Smoke on the bitumen: Fans show their appreciation as a driver does a burnout in Canberra. Photo: Alex Ellinghausen
Thongs and tattoos are de rigueur. Sunburn, too.
For four days, the nation's capital becomes a melting pot during the annual Summernats.
"We're coming as council workers in fluoro singlets - we like to mix up the bogan element a bit," says apprentice electrician Teran McCasker of Blackwater in Queensland.
While scantily clad women, alcohol and controversy are the headline grabbers, it is undoubtedly the car builders who are the real heart and soul of Summernats. They spend untold hours and, in some cases, hundreds of thousands of dollars creating visions of perfection.

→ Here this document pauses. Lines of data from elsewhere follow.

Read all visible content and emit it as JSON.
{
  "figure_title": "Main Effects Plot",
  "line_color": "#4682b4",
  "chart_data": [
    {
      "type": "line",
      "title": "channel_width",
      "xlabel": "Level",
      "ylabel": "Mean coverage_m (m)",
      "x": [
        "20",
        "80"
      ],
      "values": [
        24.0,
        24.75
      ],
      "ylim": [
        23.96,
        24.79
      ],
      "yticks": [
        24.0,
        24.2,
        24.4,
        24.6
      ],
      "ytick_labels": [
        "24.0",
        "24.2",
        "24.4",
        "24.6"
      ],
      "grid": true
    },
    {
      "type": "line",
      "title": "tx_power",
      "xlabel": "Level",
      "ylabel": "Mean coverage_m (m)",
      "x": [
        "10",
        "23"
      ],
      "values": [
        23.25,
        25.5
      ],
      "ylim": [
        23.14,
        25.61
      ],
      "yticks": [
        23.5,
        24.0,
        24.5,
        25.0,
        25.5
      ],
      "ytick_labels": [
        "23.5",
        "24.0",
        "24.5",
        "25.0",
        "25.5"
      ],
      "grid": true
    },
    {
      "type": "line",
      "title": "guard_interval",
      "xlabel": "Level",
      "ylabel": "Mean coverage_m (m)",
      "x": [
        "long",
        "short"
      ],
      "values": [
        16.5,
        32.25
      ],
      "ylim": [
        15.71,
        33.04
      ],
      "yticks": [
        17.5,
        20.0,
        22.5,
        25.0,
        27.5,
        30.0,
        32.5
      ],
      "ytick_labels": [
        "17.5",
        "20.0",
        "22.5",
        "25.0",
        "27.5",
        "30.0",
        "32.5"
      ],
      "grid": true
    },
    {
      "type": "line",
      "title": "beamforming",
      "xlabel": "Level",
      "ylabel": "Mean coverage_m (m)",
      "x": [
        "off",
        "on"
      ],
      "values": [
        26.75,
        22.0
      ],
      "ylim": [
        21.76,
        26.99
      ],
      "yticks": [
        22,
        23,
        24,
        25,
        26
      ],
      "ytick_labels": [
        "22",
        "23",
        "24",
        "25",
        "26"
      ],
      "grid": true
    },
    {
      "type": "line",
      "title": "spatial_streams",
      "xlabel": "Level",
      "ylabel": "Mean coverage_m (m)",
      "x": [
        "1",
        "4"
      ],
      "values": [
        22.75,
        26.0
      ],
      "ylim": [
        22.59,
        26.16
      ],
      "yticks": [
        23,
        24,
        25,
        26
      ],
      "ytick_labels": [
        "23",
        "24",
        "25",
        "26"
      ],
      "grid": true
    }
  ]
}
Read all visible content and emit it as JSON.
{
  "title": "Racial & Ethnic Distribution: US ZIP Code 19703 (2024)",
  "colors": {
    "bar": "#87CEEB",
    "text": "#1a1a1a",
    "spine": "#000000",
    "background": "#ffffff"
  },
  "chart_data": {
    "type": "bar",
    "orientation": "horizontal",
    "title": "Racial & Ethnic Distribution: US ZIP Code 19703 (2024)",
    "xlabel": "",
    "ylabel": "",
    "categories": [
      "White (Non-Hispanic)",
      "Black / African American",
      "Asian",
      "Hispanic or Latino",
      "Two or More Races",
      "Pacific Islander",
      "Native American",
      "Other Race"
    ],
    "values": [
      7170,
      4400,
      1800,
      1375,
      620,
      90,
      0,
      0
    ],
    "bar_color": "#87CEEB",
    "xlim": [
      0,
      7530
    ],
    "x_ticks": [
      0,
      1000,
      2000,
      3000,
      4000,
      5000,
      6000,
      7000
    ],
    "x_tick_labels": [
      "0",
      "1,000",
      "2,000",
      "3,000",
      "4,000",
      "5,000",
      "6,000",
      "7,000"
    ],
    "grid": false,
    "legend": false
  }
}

Among the 1700-plus car-builder entrants is the father-son team of Joe and Kevin Gosschalk, who modify hearses. "It's a lot of fun. You get a lot of enjoyment out of it and it's more of a lifestyle than anything else," says Joe, whose 1977 Ford P6 LTD hearse bears the number plate ''Undead''.
"We acquired the first one … about 10 years ago, thinking we'd never hot it up. Then one night Kevin saw a thing on the Guinness Book of Records website for the world's fastest hearse and we thought we'd give it a nudge. In 2005 we managed to do that and we held the record for six or seven years."
Despite its reputation among Canberrans as an annual inconvenience, the Summernats is seen as a springboard into each new year by hotels and tourism operators. Organisers predict at least 100,000 people will pass through the gates in 2014, a likely record.
Adam Rodwell, 31, a Sydney carpenter, has been attending the festival with friends for 12 years. "We used to be front and centre on the fence in our younger years. We'd walk away covered in rubber, we had cut skin from the flying belt and wire used in the tyres," he said. ''There really is nothing else like it.''
Though there are still strong remnants of the Summernats' core elements - boobs, blowers and burnouts - nearly all those asked agree the event is now tamer.
"We don't have the wet T-shirt competition or certain other elements any more, but that hasn't damaged the event," says Chic Henry, the founder and owner of Summernats until he sold the rights in 2009.